Originally Posted by Winter
I am quoting most of your post but did not want to quote the entire thing including the links however my first reaction was "Holy shit!" as I am just trying to imagine having a Mac mini with the i7-4800MQ and trying to exploit it for all it's worth.
It just gets better and better each year as process technology catches up with the Minis case. This is why I was posting for a very long time about a smaller Mac Pro even if what we got wasn't imagined. Also consider this, Mini uses laptop chips so Broadwell isn't out of the question in a future Mini. At least some of the Broadwell chips are rather complete SoC which could make for another round of performance increases in the Mini. These increases won't come just from the SoC buy also from the freed up board space in the Mini. If the Mini doesn't get refactored for a Haswell, Broadwell may give Apple the incentive it needs.
It clearly tells me that if I do want to invest in a machine I'll have for a lot of years, definitely go for a quad core mini over the base (most likely) dual core.
I remember back to when dual processors started to become common, this was before dual cores. Everybody would say why do you need that and then sneer when you said the machine works better. When dual core chips became mainstream people began to realize that the early dual processor guys where onto something as the machines work all around better. Mind you this was before operating systems really had the technologies in place to leverage more than one core well.

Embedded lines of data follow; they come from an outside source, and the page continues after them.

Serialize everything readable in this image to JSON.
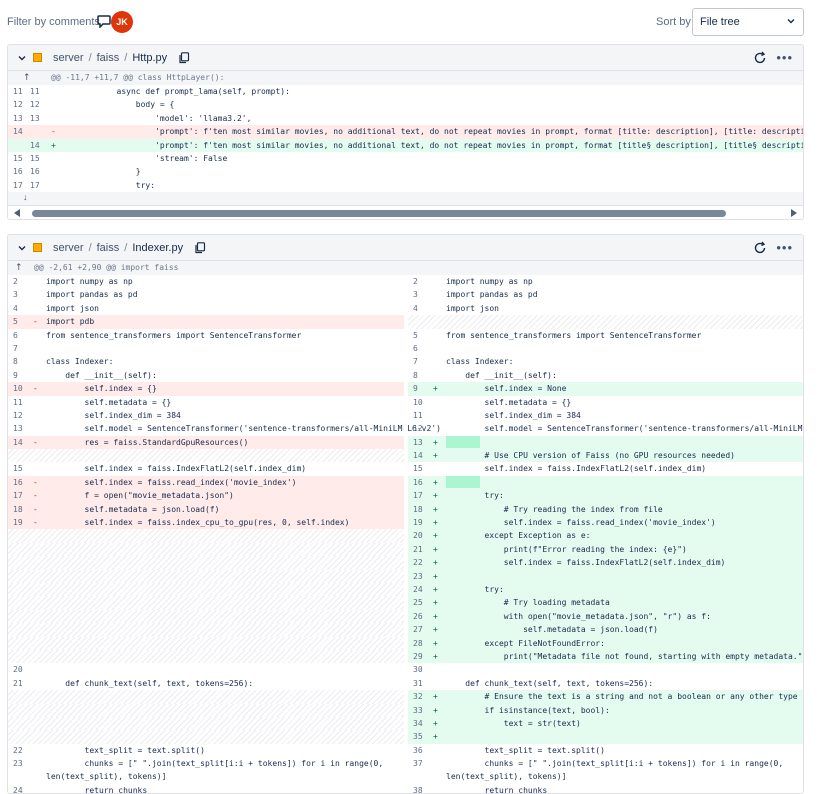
{
  "topbar": {
    "filter_label": "Filter by comments",
    "avatar_initials": "JK",
    "avatar_color": "#de350b",
    "sort_label": "Sort by",
    "sort_value": "File tree"
  },
  "file1": {
    "path": [
      "server",
      "faiss",
      "Http.py"
    ],
    "hunk": "@@ -11,7 +11,7 @@ class HttpLayer():",
    "lines": [
      {
        "o": "11",
        "n": "11",
        "m": "",
        "t": "        async def prompt_lama(self, prompt):",
        "k": "ctx"
      },
      {
        "o": "12",
        "n": "12",
        "m": "",
        "t": "            body = {",
        "k": "ctx"
      },
      {
        "o": "13",
        "n": "13",
        "m": "",
        "t": "                'model': 'llama3.2',",
        "k": "ctx"
      },
      {
        "o": "14",
        "n": "",
        "m": "-",
        "t": "                'prompt': f'ten most similar movies, no additional text, do not repeat movies in prompt, format [title: description], [title: description], given the followi",
        "k": "del"
      },
      {
        "o": "",
        "n": "14",
        "m": "+",
        "t": "                'prompt': f'ten most similar movies, no additional text, do not repeat movies in prompt, format [title§ description], [title§ description], given the followi",
        "k": "add"
      },
      {
        "o": "15",
        "n": "15",
        "m": "",
        "t": "                'stream': False",
        "k": "ctx"
      },
      {
        "o": "16",
        "n": "16",
        "m": "",
        "t": "            }",
        "k": "ctx"
      },
      {
        "o": "17",
        "n": "17",
        "m": "",
        "t": "            try:",
        "k": "ctx"
      }
    ]
  },
  "file2": {
    "path": [
      "server",
      "faiss",
      "Indexer.py"
    ],
    "hunk": "@@ -2,61 +2,90 @@ import faiss",
    "left": [
      {
        "n": "2",
        "m": "",
        "t": "import numpy as np",
        "k": "ctx"
      },
      {
        "n": "3",
        "m": "",
        "t": "import pandas as pd",
        "k": "ctx"
      },
      {
        "n": "4",
        "m": "",
        "t": "import json",
        "k": "ctx"
      },
      {
        "n": "5",
        "m": "-",
        "t": "import pdb",
        "k": "del"
      },
      {
        "n": "6",
        "m": "",
        "t": "from sentence_transformers import SentenceTransformer",
        "k": "ctx"
      },
      {
        "n": "7",
        "m": "",
        "t": "",
        "k": "ctx"
      },
      {
        "n": "8",
        "m": "",
        "t": "class Indexer:",
        "k": "ctx"
      },
      {
        "n": "9",
        "m": "",
        "t": "    def __init__(self):",
        "k": "ctx"
      },
      {
        "n": "10",
        "m": "-",
        "t": "        self.index = {}",
        "k": "del"
      },
      {
        "n": "11",
        "m": "",
        "t": "        self.metadata = {}",
        "k": "ctx"
      },
      {
        "n": "12",
        "m": "",
        "t": "        self.index_dim = 384",
        "k": "ctx"
      },
      {
        "n": "13",
        "m": "",
        "t": "        self.model = SentenceTransformer('sentence-transformers/all-MiniLM-L6-v2')",
        "k": "ctx"
      },
      {
        "n": "14",
        "m": "-",
        "t": "        res = faiss.StandardGpuResources()",
        "k": "del"
      },
      {
        "n": "",
        "m": "",
        "t": "",
        "k": "empty"
      },
      {
        "n": "15",
        "m": "",
        "t": "        self.index = faiss.IndexFlatL2(self.index_dim)",
        "k": "ctx"
      },
      {
        "n": "16",
        "m": "-",
        "t": "        self.index = faiss.read_index('movie_index')",
        "k": "del"
      },
      {
        "n": "17",
        "m": "-",
        "t": "        f = open(\"movie_metadata.json\")",
        "k": "del"
      },
      {
        "n": "18",
        "m": "-",
        "t": "        self.metadata = json.load(f)",
        "k": "del"
      },
      {
        "n": "19",
        "m": "-",
        "t": "        self.index = faiss.index_cpu_to_gpu(res, 0, self.index)",
        "k": "del"
      },
      {
        "n": "",
        "m": "",
        "t": "",
        "k": "empty"
      },
      {
        "n": "",
        "m": "",
        "t": "",
        "k": "empty"
      },
      {
        "n": "",
        "m": "",
        "t": "",
        "k": "empty"
      },
      {
        "n": "",
        "m": "",
        "t": "",
        "k": "empty"
      },
      {
        "n": "",
        "m": "",
        "t": "",
        "k": "empty"
      },
      {
        "n": "",
        "m": "",
        "t": "",
        "k": "empty"
      },
      {
        "n": "",
        "m": "",
        "t": "",
        "k": "empty"
      },
      {
        "n": "",
        "m": "",
        "t": "",
        "k": "empty"
      },
      {
        "n": "",
        "m": "",
        "t": "",
        "k": "empty"
      },
      {
        "n": "",
        "m": "",
        "t": "",
        "k": "empty"
      },
      {
        "n": "20",
        "m": "",
        "t": "",
        "k": "ctx"
      },
      {
        "n": "21",
        "m": "",
        "t": "    def chunk_text(self, text, tokens=256):",
        "k": "ctx"
      },
      {
        "n": "",
        "m": "",
        "t": "",
        "k": "empty"
      },
      {
        "n": "",
        "m": "",
        "t": "",
        "k": "empty"
      },
      {
        "n": "",
        "m": "",
        "t": "",
        "k": "empty"
      },
      {
        "n": "",
        "m": "",
        "t": "",
        "k": "empty"
      },
      {
        "n": "22",
        "m": "",
        "t": "        text_split = text.split()",
        "k": "ctx"
      },
      {
        "n": "23",
        "m": "",
        "t": "        chunks = [\" \".join(text_split[i:i + tokens]) for i in range(0,",
        "k": "ctx"
      },
      {
        "n": "",
        "m": "",
        "t": "len(text_split), tokens)]",
        "k": "ctx"
      },
      {
        "n": "24",
        "m": "",
        "t": "        return chunks",
        "k": "ctx"
      }
    ],
    "right": [
      {
        "n": "2",
        "m": "",
        "t": "import numpy as np",
        "k": "ctx"
      },
      {
        "n": "3",
        "m": "",
        "t": "import pandas as pd",
        "k": "ctx"
      },
      {
        "n": "4",
        "m": "",
        "t": "import json",
        "k": "ctx"
      },
      {
        "n": "",
        "m": "",
        "t": "",
        "k": "empty"
      },
      {
        "n": "5",
        "m": "",
        "t": "from sentence_transformers import SentenceTransformer",
        "k": "ctx"
      },
      {
        "n": "6",
        "m": "",
        "t": "",
        "k": "ctx"
      },
      {
        "n": "7",
        "m": "",
        "t": "class Indexer:",
        "k": "ctx"
      },
      {
        "n": "8",
        "m": "",
        "t": "    def __init__(self):",
        "k": "ctx"
      },
      {
        "n": "9",
        "m": "+",
        "t": "        self.index = None",
        "k": "add"
      },
      {
        "n": "10",
        "m": "",
        "t": "        self.metadata = {}",
        "k": "ctx"
      },
      {
        "n": "11",
        "m": "",
        "t": "        self.index_dim = 384",
        "k": "ctx"
      },
      {
        "n": "12",
        "m": "",
        "t": "        self.model = SentenceTransformer('sentence-transformers/all-MiniLM-L6-v2')",
        "k": "ctx"
      },
      {
        "n": "13",
        "m": "+",
        "t": "",
        "k": "addbox"
      },
      {
        "n": "14",
        "m": "+",
        "t": "        # Use CPU version of Faiss (no GPU resources needed)",
        "k": "add"
      },
      {
        "n": "15",
        "m": "",
        "t": "        self.index = faiss.IndexFlatL2(self.index_dim)",
        "k": "ctx"
      },
      {
        "n": "16",
        "m": "+",
        "t": "",
        "k": "addbox"
      },
      {
        "n": "17",
        "m": "+",
        "t": "        try:",
        "k": "add"
      },
      {
        "n": "18",
        "m": "+",
        "t": "            # Try reading the index from file",
        "k": "add"
      },
      {
        "n": "19",
        "m": "+",
        "t": "            self.index = faiss.read_index('movie_index')",
        "k": "add"
      },
      {
        "n": "20",
        "m": "+",
        "t": "        except Exception as e:",
        "k": "add"
      },
      {
        "n": "21",
        "m": "+",
        "t": "            print(f\"Error reading the index: {e}\")",
        "k": "add"
      },
      {
        "n": "22",
        "m": "+",
        "t": "            self.index = faiss.IndexFlatL2(self.index_dim)",
        "k": "add"
      },
      {
        "n": "23",
        "m": "+",
        "t": "",
        "k": "add"
      },
      {
        "n": "24",
        "m": "+",
        "t": "        try:",
        "k": "add"
      },
      {
        "n": "25",
        "m": "+",
        "t": "            # Try loading metadata",
        "k": "add"
      },
      {
        "n": "26",
        "m": "+",
        "t": "            with open(\"movie_metadata.json\", \"r\") as f:",
        "k": "add"
      },
      {
        "n": "27",
        "m": "+",
        "t": "                self.metadata = json.load(f)",
        "k": "add"
      },
      {
        "n": "28",
        "m": "+",
        "t": "        except FileNotFoundError:",
        "k": "add"
      },
      {
        "n": "29",
        "m": "+",
        "t": "            print(\"Metadata file not found, starting with empty metadata.\")",
        "k": "add"
      },
      {
        "n": "30",
        "m": "",
        "t": "",
        "k": "ctx"
      },
      {
        "n": "31",
        "m": "",
        "t": "    def chunk_text(self, text, tokens=256):",
        "k": "ctx"
      },
      {
        "n": "32",
        "m": "+",
        "t": "        # Ensure the text is a string and not a boolean or any other type",
        "k": "add"
      },
      {
        "n": "33",
        "m": "+",
        "t": "        if isinstance(text, bool):",
        "k": "add"
      },
      {
        "n": "34",
        "m": "+",
        "t": "            text = str(text)",
        "k": "add"
      },
      {
        "n": "35",
        "m": "+",
        "t": "",
        "k": "add"
      },
      {
        "n": "36",
        "m": "",
        "t": "        text_split = text.split()",
        "k": "ctx"
      },
      {
        "n": "37",
        "m": "",
        "t": "        chunks = [\" \".join(text_split[i:i + tokens]) for i in range(0,",
        "k": "ctx"
      },
      {
        "n": "",
        "m": "",
        "t": "len(text_split), tokens)]",
        "k": "ctx"
      },
      {
        "n": "38",
        "m": "",
        "t": "        return chunks",
        "k": "ctx"
      }
    ]
  },
  "colors": {
    "del_bg": "#ffebe9",
    "add_bg": "#e3fcef",
    "accent": "#0052cc"
  },
  "icons": {
    "comment": "comment-icon",
    "copy": "copy-icon",
    "refresh": "refresh-icon",
    "more": "more-icon",
    "chevron": "chevron-down-icon",
    "expand_up": "expand-up-icon",
    "expand_down": "expand-down-icon"
  }
}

In any event, on the desktop, we are at the same point with quad cores, they are a far better investment if you are thinking long term. So much so I advise most people to buy quad core if they have a usage profile that at all suggests a benefit. Even then it is hard to guess how an individual will benefit as you really don't know how, when or where any given app will benefit from Grand Central Dispatch or other technology that leverages the cores in your machine.